In the context of a beta distribution, calculating probability often involves working with its cumulative distribution function (CDF). Let's focus on how this applies to our scenario. We want to find the probabilities that a specific proportion of time spent waiting in an emergency department exceeds or is less than a certain threshold. For a beta-distributed random variable like \( X \), with parameters \( \alpha = 10 \) and \( \beta = 1 \), the task is to determine probabilities such as \( P(X > 0.9) \) and \( P(X < 0.5) \).

• The probability \( P(X > 0.9) \) is equivalent to finding what percentage of data lies beyond the 0.9 mark.
• This is computed as \( 1 - F(0.9) \), where \( F(x) \) denotes the CDF of \( X \).
• The CDF for a beta distribution is usually computed using software due to its complexity.

Assuming computational assistance, we find \( P(X > 0.9) \approx 0.3487 \), meaning there is a 34.87% chance a random variable exceeds 0.9.
Similarly, to calculate \( P(X < 0.5) \), you directly use \( F(0.5) \), which gives \( P(X < 0.5) \approx 0.00098 \). This implies it is highly unlikely for the variable to be under 0.5, occurring in just 0.098% of cases.

When dealing with the beta distribution and probabilities, the cumulative distribution function (CDF) is a crucial tool. The CDF of a random variable \( X \) reflects the probability that \( X \) will take a value less than or equal to a specified number. In our case:

• The CDF allows us to determine \( P(X \leq 0.9) \), which we then use to find \( P(X > 0.9) \) as 1 minus this value.
• It simplifies the computation by accumulating probabilities up to the point of interest.
• For the beta distribution, the CDF is not simple to express analytically, hence the use of statistical software.

In calculating \( P(X < 0.5) \), the CDF \( F(0.5) \) directly gives us the probability without any transformations.
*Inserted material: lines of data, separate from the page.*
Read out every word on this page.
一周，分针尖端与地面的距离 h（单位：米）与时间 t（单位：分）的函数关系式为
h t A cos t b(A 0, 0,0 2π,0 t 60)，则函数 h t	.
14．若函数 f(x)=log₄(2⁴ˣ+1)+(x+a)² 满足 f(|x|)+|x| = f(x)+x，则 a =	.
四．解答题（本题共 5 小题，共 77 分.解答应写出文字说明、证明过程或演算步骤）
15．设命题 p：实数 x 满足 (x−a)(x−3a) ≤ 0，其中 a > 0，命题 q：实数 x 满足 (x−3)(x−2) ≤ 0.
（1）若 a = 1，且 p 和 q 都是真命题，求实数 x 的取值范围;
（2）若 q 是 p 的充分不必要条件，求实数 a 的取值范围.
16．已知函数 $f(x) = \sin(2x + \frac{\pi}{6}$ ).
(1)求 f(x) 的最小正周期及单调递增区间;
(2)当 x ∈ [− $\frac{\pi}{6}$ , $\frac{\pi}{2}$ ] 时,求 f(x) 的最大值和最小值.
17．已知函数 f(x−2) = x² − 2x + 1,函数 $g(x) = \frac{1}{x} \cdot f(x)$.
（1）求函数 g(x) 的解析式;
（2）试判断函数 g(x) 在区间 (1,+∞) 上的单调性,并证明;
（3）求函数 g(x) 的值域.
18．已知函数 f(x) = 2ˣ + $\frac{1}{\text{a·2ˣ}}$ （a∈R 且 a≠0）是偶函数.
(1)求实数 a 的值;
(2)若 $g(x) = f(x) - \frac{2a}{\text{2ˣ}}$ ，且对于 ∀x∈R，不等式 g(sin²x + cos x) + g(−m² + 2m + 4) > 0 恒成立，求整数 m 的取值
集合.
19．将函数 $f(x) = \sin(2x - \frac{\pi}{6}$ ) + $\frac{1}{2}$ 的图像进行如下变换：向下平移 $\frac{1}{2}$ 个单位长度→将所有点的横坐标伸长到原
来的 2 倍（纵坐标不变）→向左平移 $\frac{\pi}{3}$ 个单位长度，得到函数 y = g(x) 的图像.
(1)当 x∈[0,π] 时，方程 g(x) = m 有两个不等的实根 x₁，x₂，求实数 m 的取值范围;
Understanding and using the CDF can significantly ease probability calculations, especially in complex distributions like the beta.

Understanding the mean and variance of a distribution helps us grasp its central tendency and dispersion. For the beta distribution:

• The mean \( \mu \) is the expected value, providing an idea of where the center of the data lies. It's calculated as \( \mu = \frac{\alpha}{\alpha + \beta} \).
• For \( \alpha = 10 \) and \( \beta = 1 \), \( \mu = \frac{10}{11} \approx 0.9091 \). This indicates that, on average, the proportion of waiting time is around 90.91%.
• Variance \( \sigma^2 \), on the other hand, measures the spread of the data about the mean and is given by \( \sigma^2 = \frac{\alpha\beta}{(\alpha + \beta)^2(\alpha + \beta + 1)} \).
• In our case, \( \sigma^2 = \frac{10}{1331} \approx 0.0075 \), signifying a relatively small spread, suggesting most values are near the mean.

Interpreting the mean and variance provides insight into the nature of the distribution. The high mean with the low variance implies that most waiting times are longer and closely packed around the mean value.